All that to say, let God deliver you from whatever abuse and slavery you’re experiencing. Let Him. He loves to do it. He loves to slurp up the seas, providing impossible pathways.

You are the protagonist in your story. You have permission to live your life beautifully, freely, hope-filled. Find your voice. Sing your freedom. Trust your Deliverer. Step into the water.

What about you? Do you relate to this post? Why? What have you learned along that way that’s helped you say no to abusive folks?


  1. Angela

    Thank you for this post! For much of my life, I was that “good little girl” – desperate for approval and acceptance of others even if it meant being abused in the process.

    • Mary DeMuth

      And now you’re wiser and stronger!

  2. Marcia Zacharias

    Yeah, this feels like breathing ie., I resonate with everyone else’s comments below (and in fact I drew a boundary with a guy who was “flirting” but yesterday he stepped up to the plate of being a better man) and i agree with Rebekah as well – I love that you found hope in the tree limbs Mary as well.

    • Mary DeMuth

      Thanks, good words Marcia. I’m grateful this post resonated.

  3. Rebekah Hope

    This. Yes. I’ve spent the last 6 months at Swiss L’Abri working hard to face my story and use my voice. I’ve fought against the lies that no one will love me if they know my story. I’ve proven to myself that isn’t true, and I’ve used my voice to do it. I’m learning to stand against injustice and abuse when I see it. I recently had a difficult conversation confronting someone in that area. It didn’t go as well as I had hoped. I walked away heartbroken and having flashbacks. But I had friends rally around me, grounding me and fighting for me.

    I have been a victim. I hate that is a part of my reality. But I will be defined by strength. Not by my wounds.

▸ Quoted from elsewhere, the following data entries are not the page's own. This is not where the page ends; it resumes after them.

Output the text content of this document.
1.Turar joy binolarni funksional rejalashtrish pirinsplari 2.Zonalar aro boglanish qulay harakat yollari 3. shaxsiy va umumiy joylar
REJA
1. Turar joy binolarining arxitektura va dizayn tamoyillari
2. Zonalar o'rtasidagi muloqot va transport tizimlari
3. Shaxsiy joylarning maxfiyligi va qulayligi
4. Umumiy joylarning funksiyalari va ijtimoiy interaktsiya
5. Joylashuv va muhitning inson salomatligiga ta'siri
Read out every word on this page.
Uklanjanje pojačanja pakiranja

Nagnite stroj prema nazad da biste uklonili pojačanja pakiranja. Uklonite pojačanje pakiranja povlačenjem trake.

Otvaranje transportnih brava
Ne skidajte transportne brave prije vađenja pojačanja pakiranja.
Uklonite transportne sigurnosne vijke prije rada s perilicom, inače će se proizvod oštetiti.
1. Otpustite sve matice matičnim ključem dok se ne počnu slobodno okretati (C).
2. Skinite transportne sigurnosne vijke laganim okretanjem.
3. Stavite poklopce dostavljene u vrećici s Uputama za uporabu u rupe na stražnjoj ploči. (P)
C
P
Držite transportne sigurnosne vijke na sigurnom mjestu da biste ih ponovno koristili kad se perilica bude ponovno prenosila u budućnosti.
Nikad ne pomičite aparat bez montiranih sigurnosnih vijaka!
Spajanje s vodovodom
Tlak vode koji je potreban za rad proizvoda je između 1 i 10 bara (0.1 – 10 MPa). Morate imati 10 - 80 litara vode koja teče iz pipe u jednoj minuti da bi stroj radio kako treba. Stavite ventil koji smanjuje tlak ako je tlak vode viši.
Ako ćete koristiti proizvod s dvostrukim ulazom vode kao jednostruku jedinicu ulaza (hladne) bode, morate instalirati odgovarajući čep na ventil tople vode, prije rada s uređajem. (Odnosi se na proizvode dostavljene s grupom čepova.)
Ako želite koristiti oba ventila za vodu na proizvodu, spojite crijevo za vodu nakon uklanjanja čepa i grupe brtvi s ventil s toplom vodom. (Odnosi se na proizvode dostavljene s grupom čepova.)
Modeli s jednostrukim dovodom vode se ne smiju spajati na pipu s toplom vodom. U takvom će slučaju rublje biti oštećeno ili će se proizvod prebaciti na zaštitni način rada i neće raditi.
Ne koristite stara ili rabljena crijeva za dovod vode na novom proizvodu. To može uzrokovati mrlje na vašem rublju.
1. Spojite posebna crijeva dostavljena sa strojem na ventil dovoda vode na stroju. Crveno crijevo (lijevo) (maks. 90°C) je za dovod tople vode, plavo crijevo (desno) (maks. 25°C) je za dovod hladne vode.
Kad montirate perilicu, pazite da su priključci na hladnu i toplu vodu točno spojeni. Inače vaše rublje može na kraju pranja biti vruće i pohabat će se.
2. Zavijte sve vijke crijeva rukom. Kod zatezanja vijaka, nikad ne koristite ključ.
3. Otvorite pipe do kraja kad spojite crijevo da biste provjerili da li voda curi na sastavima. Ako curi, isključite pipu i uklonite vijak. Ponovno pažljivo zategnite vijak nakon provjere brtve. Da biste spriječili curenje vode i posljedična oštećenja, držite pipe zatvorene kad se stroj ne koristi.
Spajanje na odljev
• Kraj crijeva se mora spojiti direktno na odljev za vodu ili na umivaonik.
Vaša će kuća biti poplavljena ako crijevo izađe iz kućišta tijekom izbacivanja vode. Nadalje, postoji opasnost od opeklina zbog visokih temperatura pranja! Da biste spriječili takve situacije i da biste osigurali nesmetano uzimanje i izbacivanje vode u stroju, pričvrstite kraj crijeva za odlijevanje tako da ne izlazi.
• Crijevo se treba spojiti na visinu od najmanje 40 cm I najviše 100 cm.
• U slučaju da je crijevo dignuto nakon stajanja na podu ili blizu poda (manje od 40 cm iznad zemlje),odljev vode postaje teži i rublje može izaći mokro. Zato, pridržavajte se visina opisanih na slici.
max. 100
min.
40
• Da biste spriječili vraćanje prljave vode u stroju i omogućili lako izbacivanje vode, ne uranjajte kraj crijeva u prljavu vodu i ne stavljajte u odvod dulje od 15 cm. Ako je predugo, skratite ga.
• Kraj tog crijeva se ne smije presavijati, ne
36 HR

    Thank you for writing this, Mary. I love that you found hope in the tree limbs.

    • Mary DeMuth

      That you had friends rally around you is REALLY awesome. It means you’ve chosen good people who love you for you really are. Defined by strength, not by your wounds–love that.

  4. DragonLady

    Oh, how I needed this today. It took me so long to finally start setting and enforcing boundaries, and it feels so foreign to stand behind the line(s) I draw over what I will and will not allow. The struggle is real. I keep having to remind myself that the pain of changing isn’t as great as the pain of the status quo. Thank you Mary!

    • Mary DeMuth

      And it means you’re no longer enabling others to have bad behavior. That’s actually a LOVING act, even when it doesn’t feel that way.

  5. Amy Ivey

    I needed this today. In many different small ways I am trying to speak the truth and have boundaries in my life. And you are right, it feels terribly wrong at times and it often not received well. But in the end, I experience a sense of freedom. I don’t want to let go of that little girl who was abused/neglected her whole childhood. I can’t. If I do that I will never completely know who I am-my story. For years I denied her existence, her panic and pain. I can’t just tell her it’s over and move onto to something new. Instead I want (although I struggle to do so) to speak the truth of the past. I want to celebrate her- that she survived-that she was brave. And I want to allow myself the joy and freedom of experiencing something new. Fully “seeing” her truth while allowing her (me) to expetience new truths is where it gets hard. Thanks Mary.

    • Mary DeMuth

      Amy, wow. Beautiful comment and so truth-filled. Thank you. This should become a blog post, truly. To dignify that brave little girl! YES.

      • Amy Ivey

        Yes, a blog post would be good! The wheels in my head are turning. Your post today intersected with much God has been working thru inside me. It seems His moving is never a “one stop” experience but a multi-layered process. It really is true that- We have been healed- We are being healed- and We will be healed. Thanks again for sharing how God is moving in you.

        • Mary DeMuth

          I’m grateful because this post, though vague, is highly personal. I’m thankful it resonates with others. We share so much in common!